The method has shown promise for patients with MS, stroke, Parkinson’s disease, and many other conditions, improving cognitive and motor symptoms, for instance, and also as a treatment for depression. “Imaging studies show that functional targeting with tDCS can strengthen neuroplasticity and increase blood flow in the brain,” she explains. “This can translate to a wide range of clinical benefits.”

In 2019, Dr. Charvet began offering tDCS via telehealth to patients across the United States. The following year, when the COVID-19 pandemic struck, people with PASC started calling the clinic, asking if they could try tDCS. “They were just desperate for treatment,” Dr. Charvet recalls. She and her team worked with patients with PASC and their referring physicians to design remote treatment protocols, sparing COVID long-haulers—who were often experiencing severe debilitation—the necessity of office visits.

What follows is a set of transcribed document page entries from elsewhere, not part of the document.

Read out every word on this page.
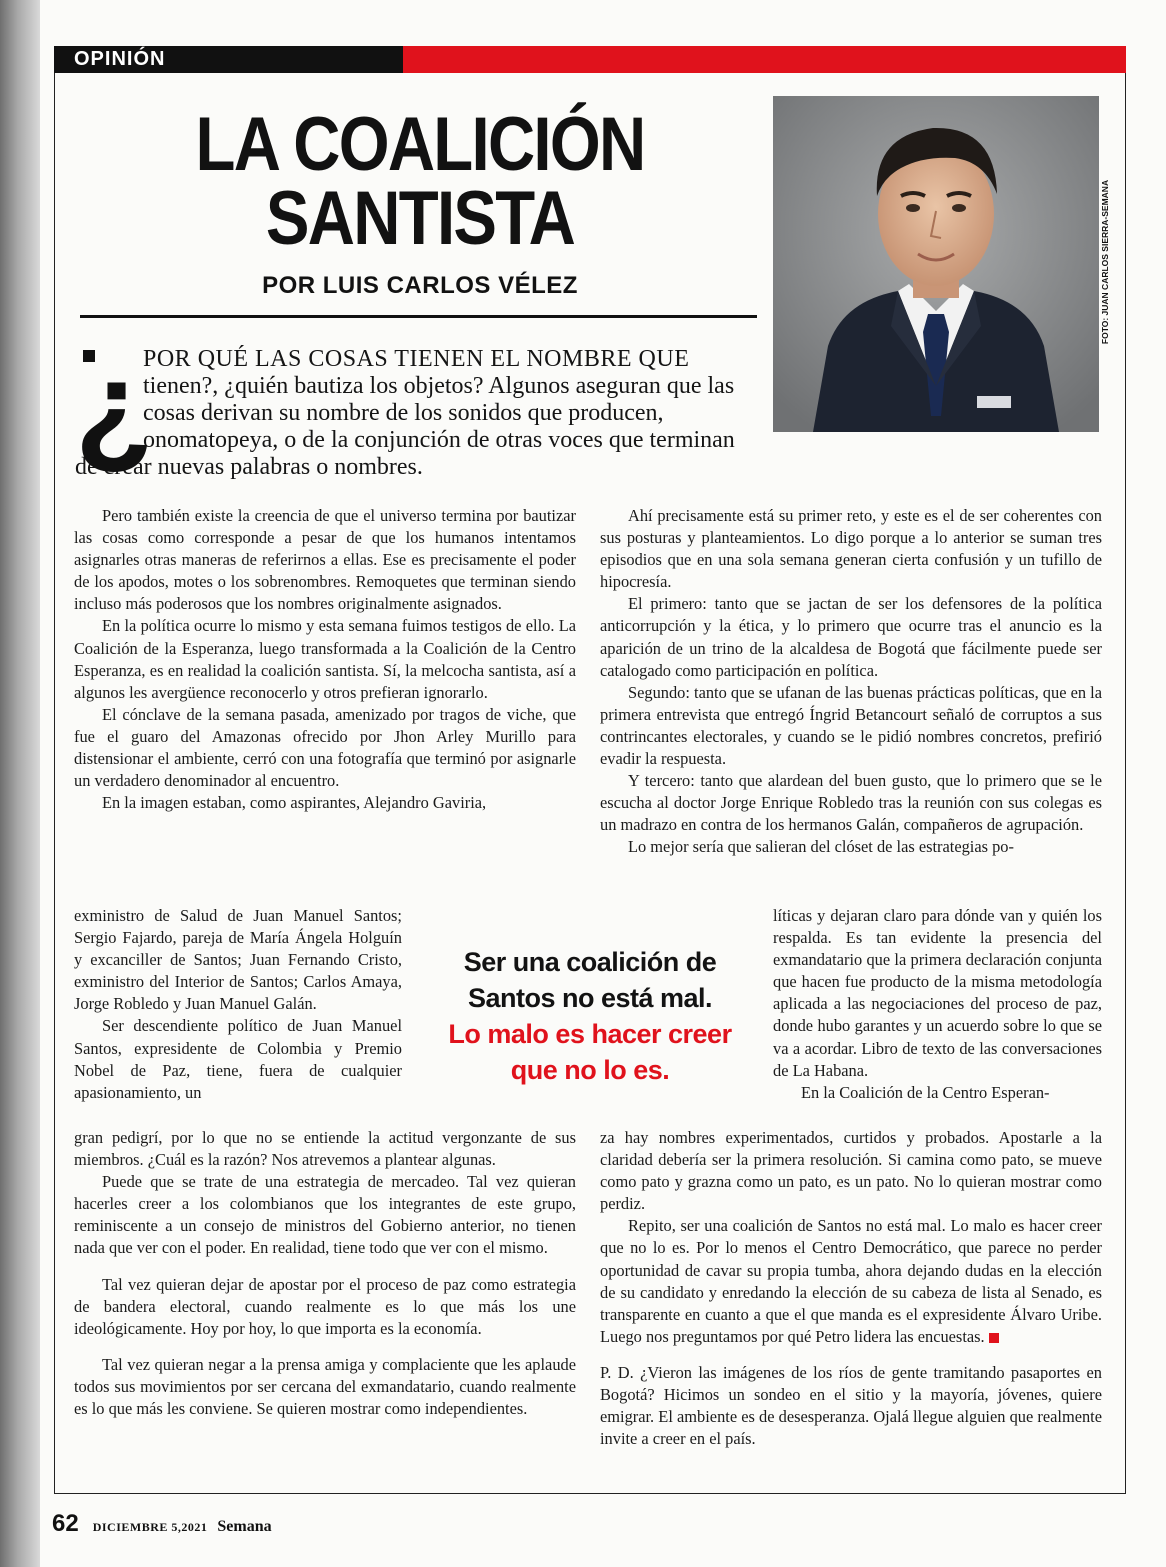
OPINIÓN
LA COALICIÓN
SANTISTA
POR LUIS CARLOS VÉLEZ	FOTO: JUAN CARLOS SIERRA-SEMANA
¿
POR QUÉ LAS COSAS TIENEN EL NOMBRE QUE tienen?, ¿quién bautiza los objetos? Algunos aseguran que las cosas derivan su nombre de los sonidos que producen, onomatopeya, o de la conjunción de otras voces que terminan de crear nuevas palabras o nombres.

Pero también existe la creencia de que el universo termina por bautizar las cosas como corresponde a pesar de que los humanos intentamos asignarles otras maneras de referirnos a ellas. Ese es precisamente el poder de los apodos, motes o los sobrenombres. Remoquetes que terminan siendo incluso más poderosos que los nombres originalmente asignados.

En la política ocurre lo mismo y esta semana fuimos testigos de ello. La Coalición de la Esperanza, luego transformada a la Coalición de la Centro Esperanza, es en realidad la coalición santista. Sí, la melcocha santista, así a algunos les avergüence reconocerlo y otros prefieran ignorarlo.

El cónclave de la semana pasada, amenizado por tragos de viche, que fue el guaro del Amazonas ofrecido por Jhon Arley Murillo para distensionar el ambiente, cerró con una fotografía que terminó por asignarle un verdadero denominador al encuentro.

En la imagen estaban, como aspirantes, Alejandro Gaviria,

exministro de Salud de Juan Manuel Santos; Sergio Fajardo, pareja de María Ángela Holguín y excanciller de Santos; Juan Fernando Cristo, exministro del Interior de Santos; Carlos Amaya, Jorge Robledo y Juan Manuel Galán.

Ser descendiente político de Juan Manuel Santos, expresidente de Colombia y Premio Nobel de Paz, tiene, fuera de cualquier apasionamiento, un

gran pedigrí, por lo que no se entiende la actitud vergonzante de sus miembros. ¿Cuál es la razón? Nos atrevemos a plantear algunas.

Puede que se trate de una estrategia de mercadeo. Tal vez quieran hacerles creer a los colombianos que los integrantes de este grupo, reminiscente a un consejo de ministros del Gobierno anterior, no tienen nada que ver con el poder. En realidad, tiene todo que ver con el mismo.

Tal vez quieran dejar de apostar por el proceso de paz como estrategia de bandera electoral, cuando realmente es lo que más los une ideológicamente. Hoy por hoy, lo que importa es la economía.

Tal vez quieran negar a la prensa amiga y complaciente que les aplaude todos sus movimientos por ser cercana del exmandatario, cuando realmente es lo que más les conviene. Se quieren mostrar como independientes.

Ahí precisamente está su primer reto, y este es el de ser coherentes con sus posturas y planteamientos. Lo digo porque a lo anterior se suman tres episodios que en una sola semana generan cierta confusión y un tufillo de hipocresía.

El primero: tanto que se jactan de ser los defensores de la política anticorrupción y la ética, y lo primero que ocurre tras el anuncio es la aparición de un trino de la alcaldesa de Bogotá que fácilmente puede ser catalogado como participación en política.

Segundo: tanto que se ufanan de las buenas prácticas políticas, que en la primera entrevista que entregó Íngrid Betancourt señaló de corruptos a sus contrincantes electorales, y cuando se le pidió nombres concretos, prefirió evadir la respuesta.

Y tercero: tanto que alardean del buen gusto, que lo primero que se le escucha al doctor Jorge Enrique Robledo tras la reunión con sus colegas es un madrazo en contra de los hermanos Galán, compañeros de agrupación.

Lo mejor sería que salieran del clóset de las estrategias po-

líticas y dejaran claro para dónde van y quién los respalda. Es tan evidente la presencia del exmandatario que la primera declaración conjunta que hacen fue producto de la misma metodología aplicada a las negociaciones del proceso de paz, donde hubo garantes y un acuerdo sobre lo que se va a acordar. Libro de texto de las conversaciones de La Habana.

En la Coalición de la Centro Esperan-

za hay nombres experimentados, curtidos y probados. Apostarle a la claridad debería ser la primera resolución. Si camina como pato, se mueve como pato y grazna como un pato, es un pato. No lo quieran mostrar como perdiz.

Repito, ser una coalición de Santos no está mal. Lo malo es hacer creer que no lo es. Por lo menos el Centro Democrático, que parece no perder oportunidad de cavar su propia tumba, ahora dejando dudas en la elección de su candidato y enredando la elección de su cabeza de lista al Senado, es transparente en cuanto a que el que manda es el expresidente Álvaro Uribe. Luego nos preguntamos por qué Petro lidera las encuestas.

P. D. ¿Vieron las imágenes de los ríos de gente tramitando pasaportes en Bogotá? Hicimos un sondeo en el sitio y la mayoría, jóvenes, quiere emigrar. El ambiente es de desesperanza. Ojalá llegue alguien que realmente invite a creer en el país.

Ser una coalición de Santos no está mal.
Lo malo es hacer creer que no lo es.
62 DICIEMBRE 5,2021 Semana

“Our goal is to provide patients with long COVID an accessible, evidence-based treatment approach that will improve their quality of life.”

Anecdotally, the initial results were promising. “Our patients told us they were getting better,” Dr. Charvet says. Since then, she and her team have expanded both the clinical tDCS Program and their research efforts.

Dr. Charvet has collaborated with colleagues at NYU Langone and elsewhere on preliminary studies of tDCS for PASC, which suggest that the method, paired with rehabilitation programs, can reduce fatigue and anxiety and improve cognitive functions in people with the syndrome. She also helped design the protocol for the RECOVER-NEURO trial—part of the NIH’s RECOVER initiative, which strives to understand the biological processes driving long COVID and to identify effective treatments. Colleague Stuart D. Katz, MD, director of NYU Langone’s heart failure program, is principal investigator of the RECOVER Clinical Science Core.

Seeking Answers with a Nationwide Trial

RECOVER-NEURO will enroll a target of 315 patients from centers across the United States to its five arms, Dr. Charvet says. Once enrolled, participants will be referred to NYU Langone, which will centrally deliver the interventions to patients at home using their established telehealth protocols. Each participant will have five, 30-minute telehealth sessions per week for 10 weeks. The trial’s primary objective is to evaluate each intervention’s effect on cognitive function versus a comparator.

“Our goal,” says Dr. Charvet, “is to be able to provide patients with long COVID an accessible, evidence-based treatment approach that will improve their quality of life and enable them to return to their responsibilities at home and at work.”